Nonconventional MRI measures, such as magnetization transfer ratio (MTR) and diffusion imaging, may have the potential for higher pathologic specificity. Low MTRs indicate a reduced ability for the molecules of the brain to exchange energy with water molecules. Decreased MTR is found not only in the areas identified as abnormal in the conventional MRI, but also in the so-called normal appearing white matter in MS patients, possibly reflecting microscopic damage to myelin and/or axons.[61] Scores on the PASAT, Stroop test and verbal fluency test have been correlated with MTR.[62]

DWI measures the mobility of water in tissues, thereby providing information about the orientation and geometry. The diffusion of water is typically reduced in organized tissues such as the brain's white and gray matter. Diffusivity in these tissues is affected by the pathological processes of demyelination and neurodegeneration in MS. Entropy is a diffusion calculation that can be thought of as a measure of disorganization of tissue. Entropy values are lower in normal controls than in all subtypes of MS patients.[63] Significant correlations exist between diffusion weighted imaging and entropy in MS patients and cognitive impairment in the domains of memory, learning, attention and executive function as assessed by the CVLT-II TL, CVLT-II DR, BVMT-R, PASAT, SDMT, D-KEFS sorting and D-KEFS description. The strongest associations between entropy and performance are on the SDMT, which measures processing speed and working memory.[49]

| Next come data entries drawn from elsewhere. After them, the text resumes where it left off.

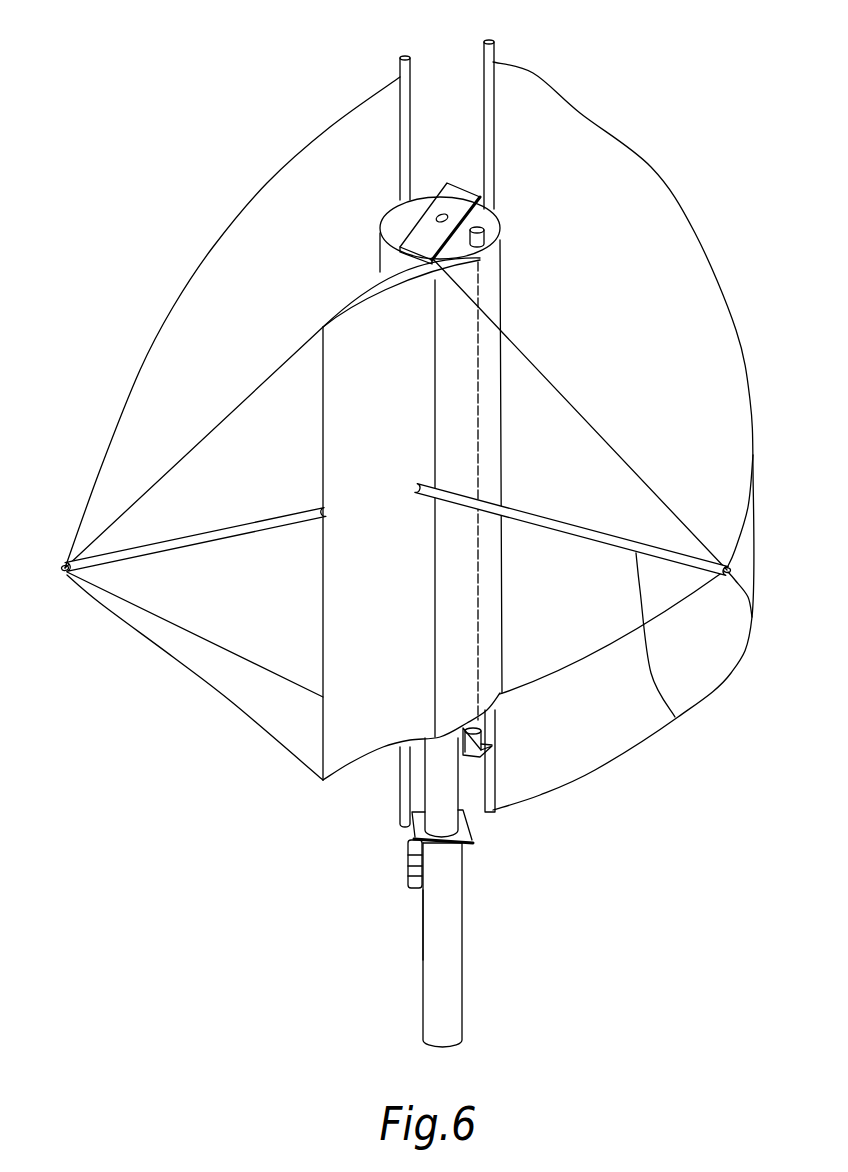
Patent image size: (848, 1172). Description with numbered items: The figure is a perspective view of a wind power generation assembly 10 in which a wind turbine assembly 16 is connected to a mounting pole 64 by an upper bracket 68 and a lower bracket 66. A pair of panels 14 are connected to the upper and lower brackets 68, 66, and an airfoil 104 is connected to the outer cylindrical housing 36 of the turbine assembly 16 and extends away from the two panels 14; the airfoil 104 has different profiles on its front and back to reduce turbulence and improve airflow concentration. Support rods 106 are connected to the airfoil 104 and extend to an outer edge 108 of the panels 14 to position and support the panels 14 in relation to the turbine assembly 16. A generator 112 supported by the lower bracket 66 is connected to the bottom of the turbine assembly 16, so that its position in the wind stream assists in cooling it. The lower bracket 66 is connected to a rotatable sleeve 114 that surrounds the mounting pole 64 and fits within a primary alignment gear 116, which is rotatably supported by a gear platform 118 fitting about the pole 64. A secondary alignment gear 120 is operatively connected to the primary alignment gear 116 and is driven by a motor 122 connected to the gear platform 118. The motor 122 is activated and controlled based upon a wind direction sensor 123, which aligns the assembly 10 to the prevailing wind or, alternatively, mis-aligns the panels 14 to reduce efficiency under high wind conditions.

The assembly 10 is at (648, 72).
The panels 14 is at (266, 286).
The wind turbine assembly 16 is at (500, 262).
The outer cylindrical housing 36 is at (445, 624).
The mounting pole 64 is at (462, 960).
The lower bracket 66 is at (481, 749).
The upper bracket 68 is at (455, 197).
The airfoil 104 is at (360, 449).
The support rods 106 is at (125, 565).
The outer edge 108 is at (64, 565).
The generator 112 is at (492, 745).
The rotatable sleeve 114 is at (462, 797).
The primary alignment gear 116 is at (450, 843).
The gear platform 118 is at (442, 845).
The secondary alignment gear 120 is at (411, 818).
The motor 122 is at (408, 855).
The wind direction sensor 123 is at (423, 927).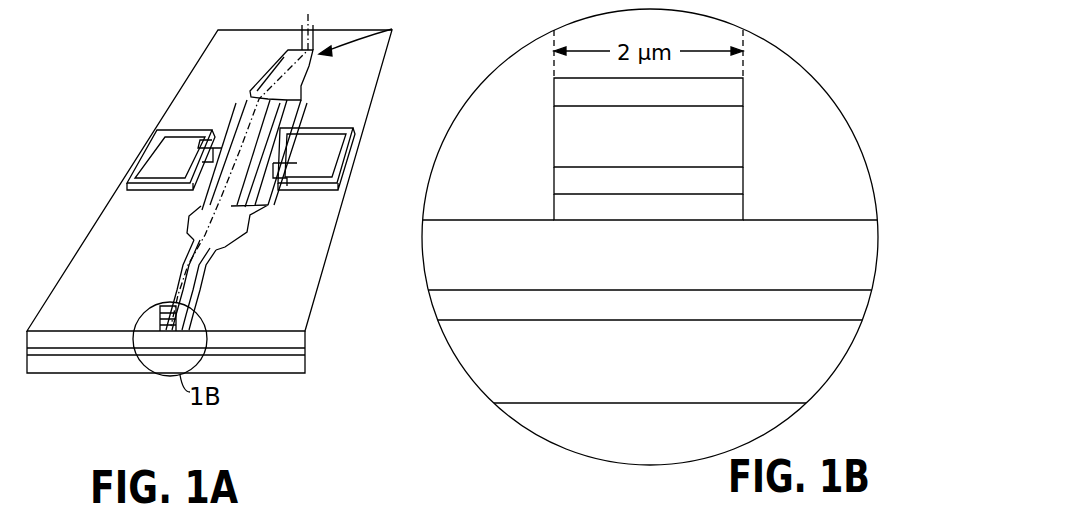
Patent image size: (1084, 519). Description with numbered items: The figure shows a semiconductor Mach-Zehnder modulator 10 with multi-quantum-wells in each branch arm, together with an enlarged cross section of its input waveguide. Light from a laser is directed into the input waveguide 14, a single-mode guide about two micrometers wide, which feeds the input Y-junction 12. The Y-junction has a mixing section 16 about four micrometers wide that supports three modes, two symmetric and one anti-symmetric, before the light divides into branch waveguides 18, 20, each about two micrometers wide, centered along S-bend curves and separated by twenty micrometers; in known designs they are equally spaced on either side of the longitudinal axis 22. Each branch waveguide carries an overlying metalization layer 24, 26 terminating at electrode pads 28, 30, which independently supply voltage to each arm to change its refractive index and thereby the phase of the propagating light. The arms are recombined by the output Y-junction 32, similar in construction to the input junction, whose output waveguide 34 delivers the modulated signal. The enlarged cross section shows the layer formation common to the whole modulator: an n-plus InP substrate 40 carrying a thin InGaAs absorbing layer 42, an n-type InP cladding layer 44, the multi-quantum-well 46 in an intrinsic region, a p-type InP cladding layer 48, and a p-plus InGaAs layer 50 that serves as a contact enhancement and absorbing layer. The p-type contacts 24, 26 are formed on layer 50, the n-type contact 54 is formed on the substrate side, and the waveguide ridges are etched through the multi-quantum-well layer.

In FIG. 1A, the modulator 10 is at (148, 113).
In FIG. 1A, the input Y-junction 12 is at (174, 246).
In FIG. 1A, the input waveguide 14 is at (198, 287).
In FIG. 1A, the mixing section 16 is at (206, 250).
In FIG. 1A, the branch waveguide 18 is at (195, 203).
In FIG. 1A, the branch waveguide 20 is at (236, 207).
In FIG. 1A, the longitudinal axis 22 is at (283, 62).
In FIG. 1A, the metalization layer 24 is at (247, 107).
In FIG. 1A, the metalization layer 26 is at (283, 118).
In FIG. 1A, the electrode pad 28 is at (325, 143).
In FIG. 1A, the electrode pad 30 is at (172, 163).
In FIG. 1A, the output Y-junction 32 is at (392, 29).
In FIG. 1A, the output waveguide 34 is at (315, 20).
In FIG. 1B, the n+ InP substrate 40 is at (482, 350).
In FIG. 1B, the InGaAs absorbing layer 42 is at (453, 306).
In FIG. 1B, the n-type InP cladding layer 44 is at (445, 260).
In FIG. 1B, the multi-quantum-well 46 is at (726, 183).
In FIG. 1B, the p-type InP cladding layer 48 is at (732, 137).
In FIG. 1B, the p+ InGaAs layer 50 is at (730, 90).
In FIG. 1A, the n-type contact 54 is at (97, 374).
In FIG. 1B, the n-type contact 54 is at (530, 420).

MRI spectroscopy is a nonconventional MRI technique that noninvasively creates a metabolic map of the brain. A number of studies have demonstrated a reduction in the N-acteyl aspartate/creatine (NAA/Cr) ratio in MS lesions[64,65,66,67] and normal appearing white matter of MS patients.[68] A relationship exists between NAA and cognitive function in MS. MS patients with the lowest frontal lobe NAA/Cr ratios performed significantly worse on the spatial working memory test, suggesting that subtle frontal lobe pathology may contribute to executive function deficits.[69] Left periventricular NAA levels correlate with performance on the verbal selective reminding test and right periventricular NAA levels correlate with the Tower of Hanoi performance, a measure of executive function.[70]

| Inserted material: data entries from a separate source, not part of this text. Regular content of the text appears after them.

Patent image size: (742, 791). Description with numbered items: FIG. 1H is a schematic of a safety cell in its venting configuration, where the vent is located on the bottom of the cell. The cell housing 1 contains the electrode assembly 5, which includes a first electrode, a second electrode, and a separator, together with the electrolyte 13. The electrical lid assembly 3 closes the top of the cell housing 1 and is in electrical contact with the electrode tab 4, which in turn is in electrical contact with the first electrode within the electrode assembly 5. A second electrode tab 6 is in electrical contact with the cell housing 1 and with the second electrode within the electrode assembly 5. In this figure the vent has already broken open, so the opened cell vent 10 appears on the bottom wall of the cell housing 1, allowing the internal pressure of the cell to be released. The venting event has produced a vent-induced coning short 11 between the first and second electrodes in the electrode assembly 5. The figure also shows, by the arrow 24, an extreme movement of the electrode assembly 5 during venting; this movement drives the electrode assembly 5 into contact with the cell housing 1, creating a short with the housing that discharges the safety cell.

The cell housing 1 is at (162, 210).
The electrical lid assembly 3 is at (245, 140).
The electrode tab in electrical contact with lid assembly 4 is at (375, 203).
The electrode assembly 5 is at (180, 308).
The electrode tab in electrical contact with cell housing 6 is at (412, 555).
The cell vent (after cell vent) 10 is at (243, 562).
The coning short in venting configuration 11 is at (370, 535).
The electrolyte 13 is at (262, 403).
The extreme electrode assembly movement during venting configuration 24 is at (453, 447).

Functional MRI (fMRI) is also beginning to be explored in MS. The cortical activation patterns of MS patients undergoing the paced visual serial addition test (PVSAT), a visual analogue to the PASAT, were recorded during fMRI. In MS patients, the right frontal cortex (Brodmann areas 6, 8 and 9) was activated more than in controls. In addition, the left hemispheric Brodmann area 39 was activated. No differences were seen between MS patients and controls on the MS functional composite (MSFC) or PASAT.[71] An additional study found more activity in the left medial prefrontal region in MS patients than controls, with both groups demonstrating comparable performance on the Stroop test.[72] The different patterns of activation in MS patients with intact performance on cognitive testing compared with controls may be interpreted as an expression of neural plasticity in MS. However, in a study in which MS patients scored significantly worse on cognitive tests than controls, no significant differences in fMRI areas of activation were observed. This may suggest that adaptive mechanisms may be exhausted in later disease ( Table 3 lists imaging studies and their cognitive correlates).[73]